Statistical optimization of cellulose nanocrystal from cotton cloth waste using sulfuric acid hydrolysis and response surface methodology

A statistical optimization of cotton cloth waste-based cellulose nanocrystal production was carried out using sulfuric acid hydrolysis and response surface methodology. The three independent variables, including sulfuric acid concentration (58–64 wt%), hydrolysis temperature (50–70 °C), and hydrolysis time (40–80 min) were selected by Box–Behnken design. The findings indicated that the quadratic polynomial models used to predict cellulose nanocrystal yield, crystallinity index, and average particle size were highly reliable, indicating strong relationships between the independent variables and the responses. The optimized conditions for acid hydrolysis were identified as 61.27 wt% sulfuric acid concentration, a hydrolysis temperature of 50 °C, and a hydrolysis time of 56 min. At these conditions, the experimentally highest cellulose nanocrystal yield and crystallinity index were 44.57 and 86.29%, respectively, while the smallest average particle size was 160 nm.

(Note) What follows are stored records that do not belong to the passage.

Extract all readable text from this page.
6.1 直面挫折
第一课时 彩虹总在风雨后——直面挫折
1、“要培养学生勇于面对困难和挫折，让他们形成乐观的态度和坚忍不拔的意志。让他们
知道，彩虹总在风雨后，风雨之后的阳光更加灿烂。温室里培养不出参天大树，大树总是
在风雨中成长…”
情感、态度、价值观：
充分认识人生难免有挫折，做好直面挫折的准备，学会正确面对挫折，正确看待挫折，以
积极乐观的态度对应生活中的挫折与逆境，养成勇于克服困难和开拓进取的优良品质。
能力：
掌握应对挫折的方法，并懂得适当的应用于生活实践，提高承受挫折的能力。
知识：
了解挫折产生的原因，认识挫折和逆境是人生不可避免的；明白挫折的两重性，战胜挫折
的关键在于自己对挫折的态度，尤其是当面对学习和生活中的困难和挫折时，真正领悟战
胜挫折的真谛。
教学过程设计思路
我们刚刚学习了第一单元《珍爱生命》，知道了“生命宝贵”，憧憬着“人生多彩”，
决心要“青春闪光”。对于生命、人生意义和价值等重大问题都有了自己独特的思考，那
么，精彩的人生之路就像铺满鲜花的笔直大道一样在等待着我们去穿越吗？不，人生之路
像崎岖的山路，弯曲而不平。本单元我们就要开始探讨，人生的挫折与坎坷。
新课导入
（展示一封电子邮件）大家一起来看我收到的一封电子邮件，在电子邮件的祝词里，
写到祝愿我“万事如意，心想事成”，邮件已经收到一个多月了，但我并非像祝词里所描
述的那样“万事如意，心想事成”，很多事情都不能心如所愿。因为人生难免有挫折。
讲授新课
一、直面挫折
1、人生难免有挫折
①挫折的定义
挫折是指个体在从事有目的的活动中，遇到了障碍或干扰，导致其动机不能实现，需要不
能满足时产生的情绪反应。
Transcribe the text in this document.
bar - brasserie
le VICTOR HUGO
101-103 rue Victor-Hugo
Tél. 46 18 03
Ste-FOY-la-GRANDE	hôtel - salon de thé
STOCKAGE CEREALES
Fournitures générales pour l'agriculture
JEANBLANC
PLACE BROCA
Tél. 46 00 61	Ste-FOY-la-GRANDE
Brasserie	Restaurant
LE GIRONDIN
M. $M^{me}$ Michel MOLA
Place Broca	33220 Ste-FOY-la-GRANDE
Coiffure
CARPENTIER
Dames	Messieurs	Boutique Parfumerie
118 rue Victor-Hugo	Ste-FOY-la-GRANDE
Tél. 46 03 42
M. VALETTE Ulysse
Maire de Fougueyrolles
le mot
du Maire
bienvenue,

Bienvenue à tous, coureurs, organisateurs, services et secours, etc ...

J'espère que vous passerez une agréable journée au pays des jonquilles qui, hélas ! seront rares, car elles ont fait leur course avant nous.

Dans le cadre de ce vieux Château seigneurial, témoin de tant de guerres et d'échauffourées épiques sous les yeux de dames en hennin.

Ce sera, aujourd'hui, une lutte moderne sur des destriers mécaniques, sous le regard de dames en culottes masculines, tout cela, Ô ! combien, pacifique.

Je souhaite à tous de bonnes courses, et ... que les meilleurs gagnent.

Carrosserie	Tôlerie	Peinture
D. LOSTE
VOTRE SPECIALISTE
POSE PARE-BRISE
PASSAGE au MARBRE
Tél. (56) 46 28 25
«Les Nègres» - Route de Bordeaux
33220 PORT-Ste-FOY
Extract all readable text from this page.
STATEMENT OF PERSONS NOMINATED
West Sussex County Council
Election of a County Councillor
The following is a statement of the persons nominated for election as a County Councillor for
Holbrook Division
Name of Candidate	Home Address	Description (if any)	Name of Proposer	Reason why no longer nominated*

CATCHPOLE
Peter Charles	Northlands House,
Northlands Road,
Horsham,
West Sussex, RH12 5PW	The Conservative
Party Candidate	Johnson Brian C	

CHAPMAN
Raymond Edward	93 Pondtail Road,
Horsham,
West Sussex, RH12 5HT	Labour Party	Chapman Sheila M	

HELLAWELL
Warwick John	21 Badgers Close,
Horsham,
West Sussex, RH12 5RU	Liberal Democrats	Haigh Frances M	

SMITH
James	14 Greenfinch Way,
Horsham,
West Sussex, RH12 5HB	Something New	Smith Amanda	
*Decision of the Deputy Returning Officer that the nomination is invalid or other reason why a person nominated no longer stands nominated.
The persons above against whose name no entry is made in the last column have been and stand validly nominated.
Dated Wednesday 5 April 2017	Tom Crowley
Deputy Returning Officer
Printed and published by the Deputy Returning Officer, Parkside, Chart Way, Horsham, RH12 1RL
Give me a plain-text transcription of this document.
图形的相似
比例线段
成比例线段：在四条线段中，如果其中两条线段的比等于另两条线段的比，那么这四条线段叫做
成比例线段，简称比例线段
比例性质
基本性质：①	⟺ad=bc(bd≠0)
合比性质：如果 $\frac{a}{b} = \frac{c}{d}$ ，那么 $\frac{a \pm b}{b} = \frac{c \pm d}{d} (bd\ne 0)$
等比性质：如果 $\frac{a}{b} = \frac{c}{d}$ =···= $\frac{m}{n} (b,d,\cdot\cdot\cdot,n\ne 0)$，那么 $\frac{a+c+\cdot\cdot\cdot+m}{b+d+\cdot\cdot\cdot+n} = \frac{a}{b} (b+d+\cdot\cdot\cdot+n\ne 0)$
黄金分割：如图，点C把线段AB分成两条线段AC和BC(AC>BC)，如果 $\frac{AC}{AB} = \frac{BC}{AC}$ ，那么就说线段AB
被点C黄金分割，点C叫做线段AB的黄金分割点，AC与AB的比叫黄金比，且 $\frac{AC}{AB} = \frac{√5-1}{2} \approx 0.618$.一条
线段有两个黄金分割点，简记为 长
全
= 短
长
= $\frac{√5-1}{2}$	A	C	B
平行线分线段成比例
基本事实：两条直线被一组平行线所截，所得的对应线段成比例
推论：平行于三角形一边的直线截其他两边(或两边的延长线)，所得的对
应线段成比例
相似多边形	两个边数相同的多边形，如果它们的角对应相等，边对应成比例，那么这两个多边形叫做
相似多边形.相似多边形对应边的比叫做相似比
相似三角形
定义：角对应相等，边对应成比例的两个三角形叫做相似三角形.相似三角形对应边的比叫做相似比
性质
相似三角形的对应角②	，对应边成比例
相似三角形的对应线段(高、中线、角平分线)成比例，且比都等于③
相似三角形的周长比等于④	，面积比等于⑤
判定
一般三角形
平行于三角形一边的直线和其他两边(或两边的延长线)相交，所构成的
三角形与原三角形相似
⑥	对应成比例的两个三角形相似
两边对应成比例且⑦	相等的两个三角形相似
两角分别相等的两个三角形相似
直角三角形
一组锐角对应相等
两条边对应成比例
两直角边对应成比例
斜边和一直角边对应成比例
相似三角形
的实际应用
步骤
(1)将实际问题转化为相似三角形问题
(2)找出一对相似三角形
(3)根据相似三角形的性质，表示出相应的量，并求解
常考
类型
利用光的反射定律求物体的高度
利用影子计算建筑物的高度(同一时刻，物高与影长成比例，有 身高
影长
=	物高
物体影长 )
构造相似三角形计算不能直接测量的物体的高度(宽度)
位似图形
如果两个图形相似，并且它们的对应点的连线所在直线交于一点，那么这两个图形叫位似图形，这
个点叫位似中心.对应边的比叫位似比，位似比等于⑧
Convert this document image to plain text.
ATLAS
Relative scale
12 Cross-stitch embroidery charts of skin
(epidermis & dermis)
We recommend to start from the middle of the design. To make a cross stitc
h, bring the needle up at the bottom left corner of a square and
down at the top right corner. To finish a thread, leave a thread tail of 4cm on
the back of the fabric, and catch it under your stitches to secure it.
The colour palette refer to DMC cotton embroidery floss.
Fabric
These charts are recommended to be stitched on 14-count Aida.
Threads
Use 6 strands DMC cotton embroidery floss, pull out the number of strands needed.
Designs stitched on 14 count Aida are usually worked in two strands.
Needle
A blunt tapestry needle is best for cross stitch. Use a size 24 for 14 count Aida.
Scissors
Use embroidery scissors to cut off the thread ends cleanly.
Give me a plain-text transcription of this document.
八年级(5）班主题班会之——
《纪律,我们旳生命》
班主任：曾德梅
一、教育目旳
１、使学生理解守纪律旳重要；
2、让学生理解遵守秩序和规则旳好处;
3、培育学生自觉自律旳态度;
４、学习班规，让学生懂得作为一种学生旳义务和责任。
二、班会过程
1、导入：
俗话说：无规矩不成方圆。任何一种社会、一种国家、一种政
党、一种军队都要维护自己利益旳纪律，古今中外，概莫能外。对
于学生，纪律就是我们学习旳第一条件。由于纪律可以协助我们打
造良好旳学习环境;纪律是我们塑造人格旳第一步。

The analysis of interaction effects indicated that the crystallinity index tended to increase under strong hydrolysis conditions, but the strong hydrolysis conditions caused a decrease in yield and average particle size. Moreover, the obtained cellulose nanocrystal properties met the required specifications, indicating cotton cloth waste is a prospective cellulose source for bio-nanomaterial production on an industrial scale. Besides, effective optimization measures can potentially curtail excessive costs in cellulose nanocrystal preparation.